Смена Антона должна была начаться после Омска, но он, выполнив все неотложные дела, улегся на нижнюю полку и задремал. Последняя станция, на которой они останавливались всего на минуту, миновала двадцать минут назад, у него было больше часа, чтобы отдохнуть.
А затем последовал удар.
Его сила была так велика, что Антона сдуло с полки. Он врезался в стену, оказался на потолке, а потом центробежная сила начала мотать его по купе, заставляя врезаться в полки, стол и стены. Вагон кувыркался и летел в пропасть. Битые стекла окна и стаканов свистели как пули и резали кожу сотнями острых брызг, а в ушах, сквозь грохот летящего под откос состава, звенели жестяные удары подстаканников, плющащихся о стены, как снаряды. Антон услышал минимум дважды, как хрустнули ребра в груди, затем врезался в столик челюстью, и она ушла набок. Рот заполнился кровью и выбитыми зубами. Когда его развернуло еще несколько раз, вопя от ужаса, он пожелал, чтобы все закончилось. Но оно все не кончалось, и било его почти безвольное тело о стены, пока он окончательно не потерял сознание.
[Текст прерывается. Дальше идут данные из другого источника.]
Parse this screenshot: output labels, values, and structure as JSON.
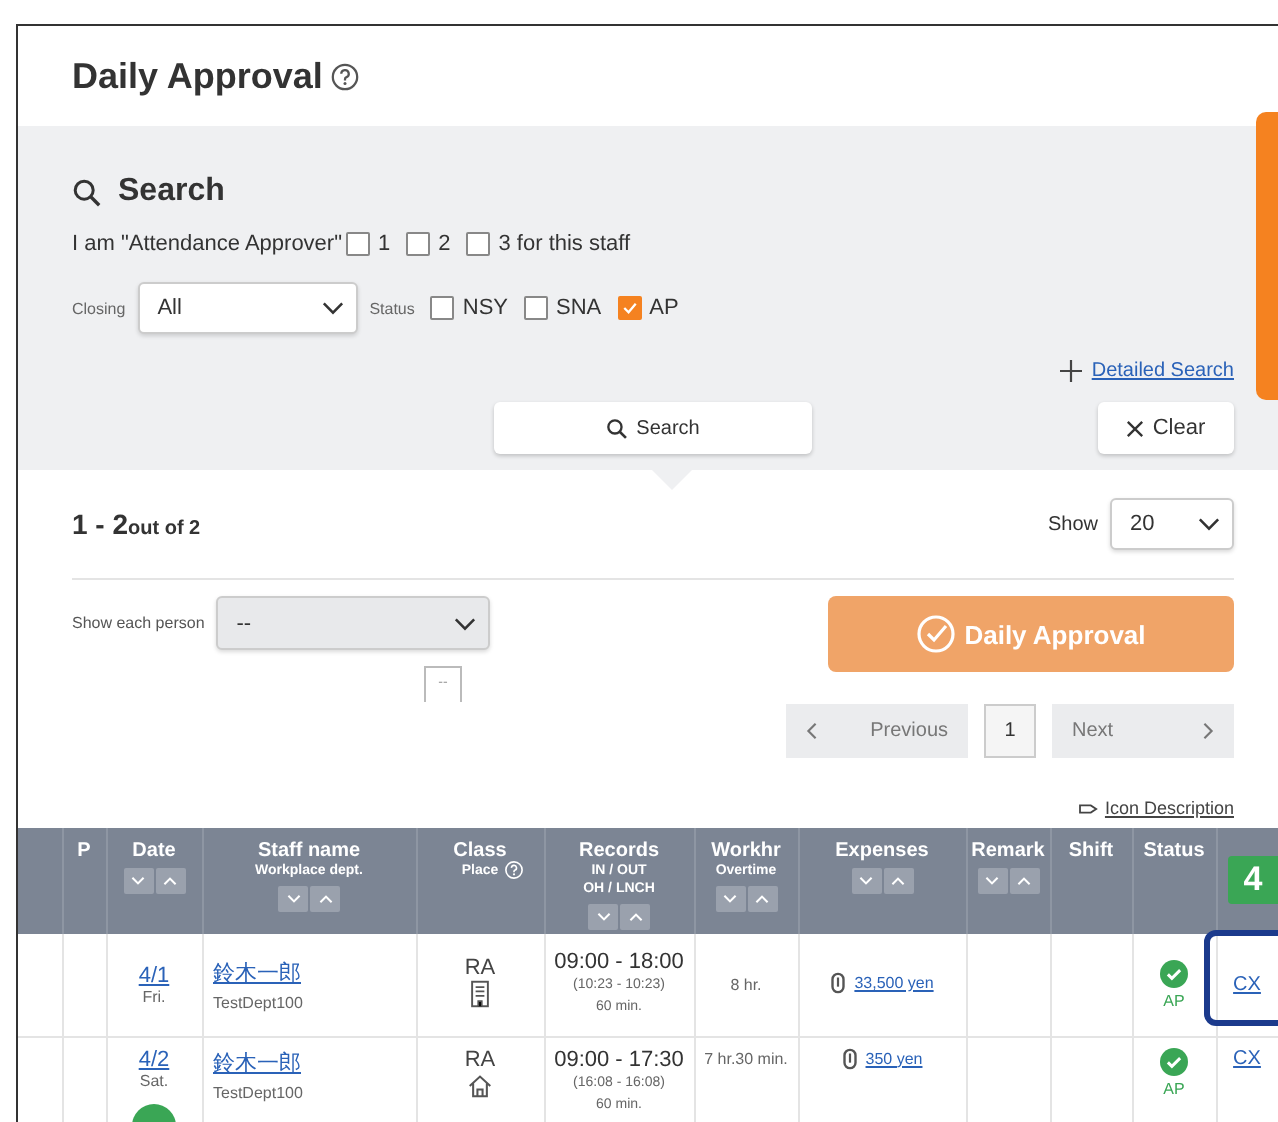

Первое, что почувствовал Антон, это боль в груди и рту. Скорчившись, он попробовал пошевелить пальцами на руках, и к его удивлению, это получилось почти без усилий. Вокруг было тихо, как в могиле, до такой степени, что в ушах звенело, и он испугался, что оглох. Антон закашлялся, выплюнув четыре зуба, и они поскакали
Где я?
Над ним был потолок, все тот же, их потолок, служебное купе с полками, обитыми красным дерматином, только матрасы, застеленные синими одеялами, съехали вниз наполовину. На нижней полке стонала Алена, закрывая лицо руками. Между ее пальцами текла кровь. Весь пол был засыпан мелкой крошкой битых стекол.
Тряхнув головой, Антон сообразил, что вагон, перевернувшись несколько раз, умудрился встать на колеса, что упрощает выход. Дверь купе была открыта. Откуда-то издалека слышались глухие стоны. Способность соображать медленно возвращалась, и Антон, вспомнив удар, вдруг с ужасом подумал, что вагон может вспыхнуть, и чтобы выгореть дотла ему потребуется всего четверть часа, знания, вдолбленные ему в техникуме и оставшиеся на подкорке после…
После того случая.
Никому и никогда на работе Антон не рассказывал, что ранее уже побывал в составе, слетевшем под откос. Это было слишком давно, и после катастрофы, что унесла с собой полтора десятка жизней, он было плюнул на профессию, и хотел было уйти, но куда уйдешь, если ты живешь в крохотном городишке, где стабильно работает только станция железной дороги? Вот он и остался, думая, что ежедневно будет с ужасом вспоминать, что произошло в тот ужасный день. Но события трагедии быстро стерлись из памяти почти полностью, за исключением одного: объятого пламенем вагона, отчаянного воя и расплющенной обгоревшей ладони, что бьется о неподатливое стекло, в то время как сам он стоит снаружи, раскачиваясь от выпитого…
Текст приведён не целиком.